I’m sure some people feared that I would start to watch daytime talk shows and soap operas. I couldn’t bring myself to do that either. Oprah and Dr. Phil were even more annoying than usual, Ellen didn’t make me laugh – even Regis couldn’t bring a smile to my face. I had no interest in soap operas. I kind of felt like I was living one – a really bad one, with really bad greasy hair and no hope of getting better in a week.
So what did I do? I watched the Food Network. I think this drove everybody but my father crazy. I don’t know what I found so intriguing. After all, I couldn’t cook either – I could barely sit in my wheelchair for 20 minutes. I like to eat but after the accident I had absolutely no appetite. I lived on Ensure – ahhh, nothing like the refreshing taste of chocolate flavoured chalky syrup. So, even though I’m not sure why I watched, I did log hundreds of viewing hours and learned quite a bit some of which I will share with you now.
- Extra virgin olive oil is indispensable. A few months ago, I ran out and asked a friend to borrow some. She did with the qualifier that she had no idea how old it was. I was shocked! Olive oil MUST be fresh and of good quality!
- Salt and pepper everything – in layers – and always measure with your hands. You NEVER shake directly out of the container. You have to FEEL the seasoning.
- The list of foods that have a “nutty” or “buttery” flavour is endless.
- I should really try cooking with anchovies because apparently when cooked, they don’t taste fishy at all but add a nice salty flavour to your food.
- The best vanilla flavour comes from the tiny seeds inside the pods which you cut open and then scrape with the tip of the knife. However, I also learned that vanilla pods are very expensive and difficult to find.
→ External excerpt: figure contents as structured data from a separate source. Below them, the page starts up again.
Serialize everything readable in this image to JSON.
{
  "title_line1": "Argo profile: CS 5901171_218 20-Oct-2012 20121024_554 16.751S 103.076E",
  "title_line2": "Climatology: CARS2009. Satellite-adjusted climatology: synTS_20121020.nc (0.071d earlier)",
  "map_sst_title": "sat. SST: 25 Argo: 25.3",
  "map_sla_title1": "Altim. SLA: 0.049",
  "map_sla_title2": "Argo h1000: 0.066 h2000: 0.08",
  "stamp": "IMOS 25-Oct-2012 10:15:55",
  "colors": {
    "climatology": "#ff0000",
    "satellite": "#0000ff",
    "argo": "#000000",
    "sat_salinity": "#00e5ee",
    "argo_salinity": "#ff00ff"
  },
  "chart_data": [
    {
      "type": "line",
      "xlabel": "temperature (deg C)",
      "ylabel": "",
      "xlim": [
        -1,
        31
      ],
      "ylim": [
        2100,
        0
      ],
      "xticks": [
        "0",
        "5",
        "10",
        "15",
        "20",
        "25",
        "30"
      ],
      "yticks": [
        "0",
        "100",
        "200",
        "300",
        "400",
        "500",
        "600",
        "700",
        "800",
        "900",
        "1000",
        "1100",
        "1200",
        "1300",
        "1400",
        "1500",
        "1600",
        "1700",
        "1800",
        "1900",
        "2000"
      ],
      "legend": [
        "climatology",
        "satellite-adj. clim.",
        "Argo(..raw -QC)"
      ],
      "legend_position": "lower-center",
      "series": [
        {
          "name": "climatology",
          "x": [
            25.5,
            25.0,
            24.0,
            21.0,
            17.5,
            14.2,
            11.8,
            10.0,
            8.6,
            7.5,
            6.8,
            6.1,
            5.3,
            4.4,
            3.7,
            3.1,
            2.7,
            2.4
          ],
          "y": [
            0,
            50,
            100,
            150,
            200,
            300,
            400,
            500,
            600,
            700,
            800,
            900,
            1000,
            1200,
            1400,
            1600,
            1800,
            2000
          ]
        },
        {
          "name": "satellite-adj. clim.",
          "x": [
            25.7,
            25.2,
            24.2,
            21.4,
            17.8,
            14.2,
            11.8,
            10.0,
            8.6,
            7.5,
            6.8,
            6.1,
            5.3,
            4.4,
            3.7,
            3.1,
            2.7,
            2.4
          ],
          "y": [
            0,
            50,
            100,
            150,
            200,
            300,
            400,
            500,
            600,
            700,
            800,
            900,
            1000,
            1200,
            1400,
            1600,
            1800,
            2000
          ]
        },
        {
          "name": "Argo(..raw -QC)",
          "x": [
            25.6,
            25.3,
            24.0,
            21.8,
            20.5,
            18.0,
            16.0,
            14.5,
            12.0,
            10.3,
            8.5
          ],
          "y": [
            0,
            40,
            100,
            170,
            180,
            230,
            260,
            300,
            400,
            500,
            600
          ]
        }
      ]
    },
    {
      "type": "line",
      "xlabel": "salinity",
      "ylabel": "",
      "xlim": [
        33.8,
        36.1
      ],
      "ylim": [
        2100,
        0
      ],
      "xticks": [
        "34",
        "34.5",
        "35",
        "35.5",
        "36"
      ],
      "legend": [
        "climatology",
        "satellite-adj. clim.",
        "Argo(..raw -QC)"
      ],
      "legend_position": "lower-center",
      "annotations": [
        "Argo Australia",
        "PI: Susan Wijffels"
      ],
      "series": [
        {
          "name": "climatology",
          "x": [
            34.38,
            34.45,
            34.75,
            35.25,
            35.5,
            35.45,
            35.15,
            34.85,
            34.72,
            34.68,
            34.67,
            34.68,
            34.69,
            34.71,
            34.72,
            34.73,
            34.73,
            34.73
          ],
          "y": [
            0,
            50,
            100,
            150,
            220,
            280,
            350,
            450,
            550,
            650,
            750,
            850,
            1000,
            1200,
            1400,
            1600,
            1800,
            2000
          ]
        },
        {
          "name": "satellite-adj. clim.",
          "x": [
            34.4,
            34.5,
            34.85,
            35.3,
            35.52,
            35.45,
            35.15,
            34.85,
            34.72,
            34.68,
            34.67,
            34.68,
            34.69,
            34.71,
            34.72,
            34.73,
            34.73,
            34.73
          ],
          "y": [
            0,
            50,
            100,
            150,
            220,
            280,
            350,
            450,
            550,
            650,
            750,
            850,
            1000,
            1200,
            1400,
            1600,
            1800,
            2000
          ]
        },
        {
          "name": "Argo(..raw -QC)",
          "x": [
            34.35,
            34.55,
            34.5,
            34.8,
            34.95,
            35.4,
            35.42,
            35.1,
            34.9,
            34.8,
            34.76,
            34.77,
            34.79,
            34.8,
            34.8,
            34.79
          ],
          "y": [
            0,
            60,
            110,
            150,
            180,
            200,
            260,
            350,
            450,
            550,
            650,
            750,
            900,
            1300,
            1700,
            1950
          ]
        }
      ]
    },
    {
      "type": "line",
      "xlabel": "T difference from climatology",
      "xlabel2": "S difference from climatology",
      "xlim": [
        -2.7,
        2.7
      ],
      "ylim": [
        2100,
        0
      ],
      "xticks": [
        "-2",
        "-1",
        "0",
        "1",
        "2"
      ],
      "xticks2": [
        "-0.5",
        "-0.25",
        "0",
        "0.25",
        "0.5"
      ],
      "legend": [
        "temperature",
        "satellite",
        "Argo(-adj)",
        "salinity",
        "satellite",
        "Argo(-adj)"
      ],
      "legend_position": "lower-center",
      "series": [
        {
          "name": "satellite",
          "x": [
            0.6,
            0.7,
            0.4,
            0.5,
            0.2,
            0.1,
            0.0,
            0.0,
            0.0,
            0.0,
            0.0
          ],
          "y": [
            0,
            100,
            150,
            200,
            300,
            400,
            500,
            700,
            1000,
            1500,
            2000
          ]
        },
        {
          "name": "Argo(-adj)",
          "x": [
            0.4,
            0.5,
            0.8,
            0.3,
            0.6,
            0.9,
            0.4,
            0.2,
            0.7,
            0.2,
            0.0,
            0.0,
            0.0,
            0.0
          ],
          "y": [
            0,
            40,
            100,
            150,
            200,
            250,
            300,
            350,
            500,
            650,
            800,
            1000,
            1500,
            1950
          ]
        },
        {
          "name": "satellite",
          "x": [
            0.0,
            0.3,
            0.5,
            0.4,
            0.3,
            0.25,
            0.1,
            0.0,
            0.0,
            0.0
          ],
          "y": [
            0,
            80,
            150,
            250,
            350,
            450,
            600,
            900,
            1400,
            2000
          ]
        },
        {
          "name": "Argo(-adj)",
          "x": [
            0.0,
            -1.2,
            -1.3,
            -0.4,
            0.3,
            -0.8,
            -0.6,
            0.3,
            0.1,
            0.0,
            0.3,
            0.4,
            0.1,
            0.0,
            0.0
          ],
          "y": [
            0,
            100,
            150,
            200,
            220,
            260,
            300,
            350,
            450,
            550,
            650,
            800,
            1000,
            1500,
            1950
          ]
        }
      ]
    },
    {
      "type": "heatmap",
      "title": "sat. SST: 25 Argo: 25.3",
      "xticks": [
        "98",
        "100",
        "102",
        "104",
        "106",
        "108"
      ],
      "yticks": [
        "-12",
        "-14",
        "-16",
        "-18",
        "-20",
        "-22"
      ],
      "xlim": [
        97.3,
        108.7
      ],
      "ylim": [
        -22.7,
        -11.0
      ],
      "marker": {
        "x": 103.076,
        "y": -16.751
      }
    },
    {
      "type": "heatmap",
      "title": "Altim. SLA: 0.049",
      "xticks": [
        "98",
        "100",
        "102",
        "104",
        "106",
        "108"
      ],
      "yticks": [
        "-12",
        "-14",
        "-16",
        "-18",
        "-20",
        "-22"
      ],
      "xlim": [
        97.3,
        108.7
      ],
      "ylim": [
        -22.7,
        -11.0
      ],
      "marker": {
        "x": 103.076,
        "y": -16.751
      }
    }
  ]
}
- It actually is quite easy to seed and chop a tomato and well worth the effort.
- When pan frying something you want it to “caramelize”. Then deglaze the pan because all the flavour is in those “brown bits”.
- NEVER use a cooking wine. Always use one that you would drink on its own. This can be difficult because if you like to drink it then isn’t it better to drink it rather than cook it? Ahh…wine….
- A man who knows his way around a kitchen is very attractive – especially with good lighting.
I still watch the Food Network – a lot. Bennett seems to enjoy it too. I think his favourite is Rachael Ray. I’m not sure why – maybe because she’s so perky. Something his mother will NEVER be accused of.
Any other Food Network fans out there? Any more tips for me? Am I crazy? (OK – don’t answer that one)
Monday, August 4, 2008
Bennett made some friends as well. We stopped by their campsite every evening for some peanut butter cookies before bed. He also got to take the leftovers home with him (I ate most of them).
Grandma and Grandpa came for a visit so we took that opportunity to show off some walking skills as you can see below. I think it's so funny how he practically tries to run to Grandpa.
In other news, Bennett banged his head on the coffee table and gave himself a nice little goose egg - it has mostly faded. He also rounded out the weekend tonight by peeing all over daddy as he waited to get in the bath - VERY FUNNY!